素秋一怔,回首望去——那人青衫磊落,立于花树之下,阳光洒落肩头,眉眼如初见时那般清朗。竟是陶醉。
风过林梢,画纸轻扬,仿佛连时光也为这一刻停驻。她怔然望着他,竟一时忘了言语,只觉心湖微澜,泛起层层涟漪。
山径蜿蜒,落叶铺就一层松软的金色绒毯,每踏一步,便发出细微的碎裂声,仿佛惊扰了时光沉淀的静谧。陶醉与素秋并肩而行,身影在斑驳的树影间时隐时现。两人言谈甚欢,话题随景而转,时而仰观天际流云舒卷,揣度其变幻之理;时而俯察林间秋色斑斓,赞叹造物之工巧。偶有清雅诗句脱口而出,与林间的鸟鸣啁啾、风过枝头的沙沙声相和,宛如一曲天然的弦歌。
此刻,周遭的景致似乎都成了陪衬,唯有两人眉目间的笑意与言语中的默契,交织成一幅流动的画卷。那份融洽,竟让喧嚣的尘世仿佛远去,天地间唯余这一隅的宁静与和谐。
碧桃悄步尾随其后,与前方二人保持着不远不近的距离。她手中轻挽着素秋的披风,眼波里盛满了笑意,静静凝望着那对身影。

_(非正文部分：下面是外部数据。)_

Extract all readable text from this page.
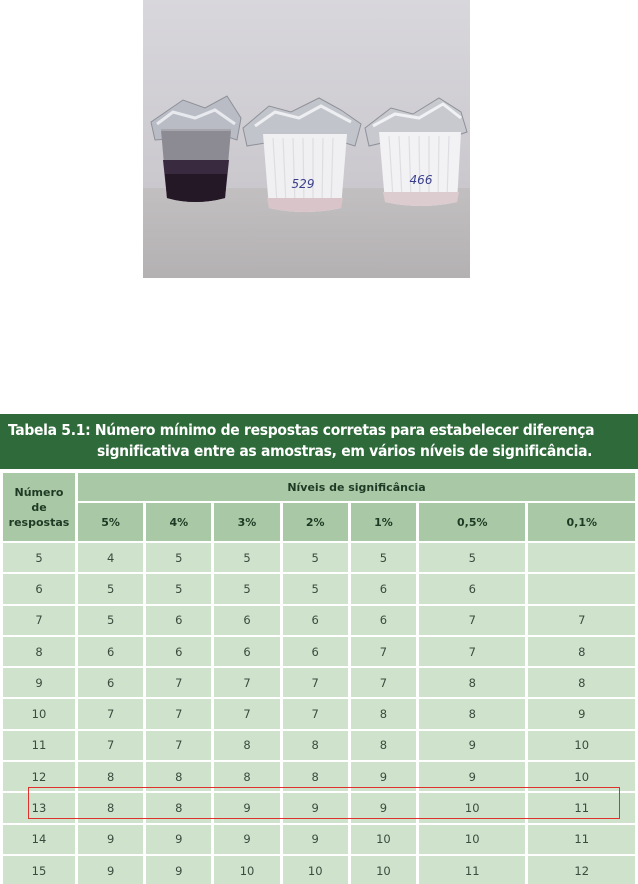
529	466
Tabela 5.1: Número mínimo de respostas corretas para estabelecer diferença
significativa entre as amostras, em vários níveis de significância.
Número
de
respostas	Níveis de significância						
	5%	4%	3%	2%	1%	0,5%	0,1%
5	4	5	5	5	5	5	
6	5	5	5	5	6	6	
7	5	6	6	6	6	7	7
8	6	6	6	6	7	7	8
9	6	7	7	7	7	8	8
10	7	7	7	7	8	8	9
11	7	7	8	8	8	9	10
12	8	8	8	8	9	9	10
13	8	8	9	9	9	10	11
14	9	9	9	9	10	10	11
15	9	9	10	10	10	11	12
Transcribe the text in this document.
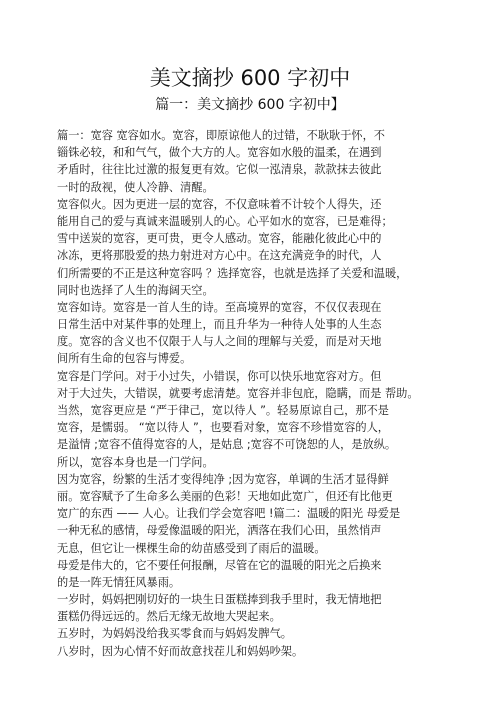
美文摘抄 600 字初中
篇一：美文摘抄 600 字初中】
篇一：宽容 宽容如水。宽容，即原谅他人的过错，不耿耿于怀，不
锱铢必较，和和气气，做个大方的人。宽容如水般的温柔，在遇到
矛盾时，往往比过激的报复更有效。它似一泓清泉，款款抹去彼此
一时的敌视，使人冷静、清醒。
宽容似火。因为更进一层的宽容，不仅意味着不计较个人得失，还
能用自己的爱与真诚来温暖别人的心。心平如水的宽容，已是难得；
雪中送炭的宽容，更可贵，更令人感动。宽容，能融化彼此心中的
冰冻，更将那股爱的热力射进对方心中。在这充满竞争的时代，人
们所需要的不正是这种宽容吗 ？选择宽容，也就是选择了关爱和温暖，
同时也选择了人生的海阔天空。
宽容如诗。宽容是一首人生的诗。至高境界的宽容，不仅仅表现在
日常生活中对某件事的处理上，而且升华为一种待人处事的人生态
度。宽容的含义也不仅限于人与人之间的理解与关爱，而是对天地
间所有生命的包容与博爱。
宽容是门学问。对于小过失，小错误，你可以快乐地宽容对方。但
对于大过失，大错误，就要考虑清楚。宽容并非包庇，隐瞒，而是 帮助。
当然，宽容更应是 “严于律己，宽以待人 ”。轻易原谅自己，那不是
宽容，是懦弱。 “宽以待人 ”，也要看对象，宽容不珍惜宽容的人，
是溢情 ;宽容不值得宽容的人，是姑息 ;宽容不可饶恕的人，是放纵。
所以，宽容本身也是一门学问。
因为宽容，纷繁的生活才变得纯净 ;因为宽容，单调的生活才显得鲜
丽。宽容赋予了生命多么美丽的色彩！天地如此宽广，但还有比他更
宽广的东西 —— 人心。让我们学会宽容吧 !篇二：温暖的阳光 母爱是
一种无私的感情，母爱像温暖的阳光，洒落在我们心田，虽然悄声
无息，但它让一棵棵生命的幼苗感受到了雨后的温暖。
母爱是伟大的，它不要任何报酬，尽管在它的温暖的阳光之后换来
的是一阵无情狂风暴雨。
一岁时，妈妈把刚切好的一块生日蛋糕捧到我手里时，我无情地把
蛋糕仍得远远的。然后无缘无故地大哭起来。
五岁时，为妈妈没给我买零食而与妈妈发脾气。
八岁时，因为心情不好而故意找茬儿和妈妈吵架。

公子温润如玉,气度高华;小姐清丽如月,风姿婉约。二人步履同步,仿佛踏着同一支曲调的节拍;语声相和,宛如金玉相击的清音。
在碧桃眼中,这哪里是凡尘俗世的偶遇,分明是天工造物特意雕琢出的一对璧人,连拂过林间的山风,似乎都因这份相得益彰的和谐而变得格外温柔缱绻。她抿唇暗忖,世间纵有丹青妙手,怕也难描摹出这般动人的光景,画中那些所谓的神仙眷侣,想来也不过如此了吧。
三人行至山腰,天色骤然阴沉,方才还隐约的乌云此刻翻涌如墨,顷刻间,豆大的雨点便夹着风势倾盆而下。陶醉眉峰微蹙,不及多言,侧身便将素秋与碧桃护在内侧。他利落解下外袍,高高擎起,权作一方遮蔽天地的穹盖,沉声道:“随我来!”说罢,便领着二人冒雨疾行。
脚下的石径瞬间被雨水浸透,变得湿滑难行。陶醉一手举着衣袍遮挡风雨,一手虚护着素秋,小心翼翼避开路面积水与碎石。碧桃紧随其后,主仆二人虽衣衫微湿,却因他的周全庇护,未受太大狼狈。三人匆匆赶至一处荒废的凉亭,亭顶虽有残破,漏下几缕雨丝,但大体尚可避得风雨。
陶醉先将素秋轻轻扶入亭中干燥处,又转身安置碧桃坐下。确认二人无恙后,他才退至檐下,任凭细密的雨丝飘洒在肩头,墨发微湿,贴于额角,却更显眉目清峻。
他负手而立,目光沉静却警觉,不时扫视着亭外迷蒙的雨幕与幽深林木,仿佛一柄随时护主的剑,警惕着任何可能的侵扰。